Answer:
3.9 L of H2.
Step-by-step explanation:
We'll begin by calculating the number of mole in 2.82 g of aluminium, Al.
This is illustrated below:
Mass of Al = 2.82 g
Molar mass of Al = 27 g/mol
Mole of Al =?
Mole = mass /Molar mass
Mole of Al = 2.82 / 27
Mole of Al = 0.104 mole
Next, we shall write the balanced equation for the reaction. This is given below:
2Al + 6HCI —> 2AlCl3 + 3H2
From the balanced equation above,
2 moles of Al reacted with 6 moles of HCl to produce 3 moles of H2.

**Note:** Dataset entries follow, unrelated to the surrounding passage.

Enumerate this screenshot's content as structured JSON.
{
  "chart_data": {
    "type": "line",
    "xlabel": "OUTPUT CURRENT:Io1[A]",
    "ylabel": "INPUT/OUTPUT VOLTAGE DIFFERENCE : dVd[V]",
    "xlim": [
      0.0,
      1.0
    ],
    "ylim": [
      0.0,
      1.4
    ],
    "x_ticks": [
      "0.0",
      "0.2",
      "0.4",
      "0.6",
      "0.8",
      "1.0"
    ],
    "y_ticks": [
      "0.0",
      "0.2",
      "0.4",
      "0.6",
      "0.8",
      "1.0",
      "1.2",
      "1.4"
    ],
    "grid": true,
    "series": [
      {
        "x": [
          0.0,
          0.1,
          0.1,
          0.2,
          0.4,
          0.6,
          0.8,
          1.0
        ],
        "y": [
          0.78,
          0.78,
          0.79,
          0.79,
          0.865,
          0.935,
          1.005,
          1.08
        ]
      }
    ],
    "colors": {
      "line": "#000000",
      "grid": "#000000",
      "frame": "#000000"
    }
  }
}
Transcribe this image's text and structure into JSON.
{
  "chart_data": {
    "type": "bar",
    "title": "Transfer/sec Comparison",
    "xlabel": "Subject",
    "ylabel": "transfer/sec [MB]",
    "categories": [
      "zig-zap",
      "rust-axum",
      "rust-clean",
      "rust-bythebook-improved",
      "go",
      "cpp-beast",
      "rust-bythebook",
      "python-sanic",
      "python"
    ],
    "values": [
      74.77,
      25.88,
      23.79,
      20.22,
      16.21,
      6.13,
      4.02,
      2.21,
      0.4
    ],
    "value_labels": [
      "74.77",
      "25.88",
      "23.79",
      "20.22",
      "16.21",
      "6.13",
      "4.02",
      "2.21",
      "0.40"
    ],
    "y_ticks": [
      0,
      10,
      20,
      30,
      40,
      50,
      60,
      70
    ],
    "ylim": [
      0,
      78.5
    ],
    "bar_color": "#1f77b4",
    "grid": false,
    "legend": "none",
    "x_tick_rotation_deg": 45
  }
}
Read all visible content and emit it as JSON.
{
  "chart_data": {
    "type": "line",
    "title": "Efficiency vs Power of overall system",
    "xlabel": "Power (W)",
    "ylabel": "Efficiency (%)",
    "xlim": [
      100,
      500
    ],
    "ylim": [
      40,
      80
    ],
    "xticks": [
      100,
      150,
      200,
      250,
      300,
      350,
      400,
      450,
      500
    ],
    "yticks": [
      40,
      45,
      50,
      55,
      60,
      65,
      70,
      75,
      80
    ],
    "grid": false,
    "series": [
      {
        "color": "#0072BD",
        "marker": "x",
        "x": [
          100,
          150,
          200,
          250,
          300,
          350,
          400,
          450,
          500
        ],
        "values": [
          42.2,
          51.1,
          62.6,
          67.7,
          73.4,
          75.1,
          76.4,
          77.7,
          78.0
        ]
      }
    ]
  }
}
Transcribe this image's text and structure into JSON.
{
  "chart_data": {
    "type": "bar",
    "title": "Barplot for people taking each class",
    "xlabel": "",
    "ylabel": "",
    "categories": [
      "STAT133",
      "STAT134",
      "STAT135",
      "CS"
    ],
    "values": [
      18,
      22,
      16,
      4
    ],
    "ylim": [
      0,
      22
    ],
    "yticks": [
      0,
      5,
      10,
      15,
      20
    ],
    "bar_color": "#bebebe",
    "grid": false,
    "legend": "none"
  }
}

Next, we shall determine the number of mole H2 produced by reacting 0.104 mole of Al.
This is illustrated below:
From the balanced equation above,
2 moles of Al reacted to produce 3 moles of H2.
Therefore, 0.104 mole of Al will react to produce = (0.104 x 3)/2 = 0.156 mole of H2.
Therefore, 0.156 mole of H2 was produced from the reaction.
Finally, we shall determine the volume of H2 produced by using the ideal gas equation as shown below:
Number of mole (n) of H2 = 0.156 mole
Pressure (P) = 769 torr = 769/760 = 1.01 atm
Temperature (T) = 35°C = 35°C + 273 = 308 K
Gas constant (R) = 0.0821 atm.L/Kmol
Volume (V) of H2 =?
PV = nRT
1.01 x V = 0.156 x 0.0821 x 308
Divide both side by 1.01
V = (0.156 x 0.0821 x 308) /1.01
V = 3.9 L
Therefore, 3.9 L of H2 were produced from the reaction.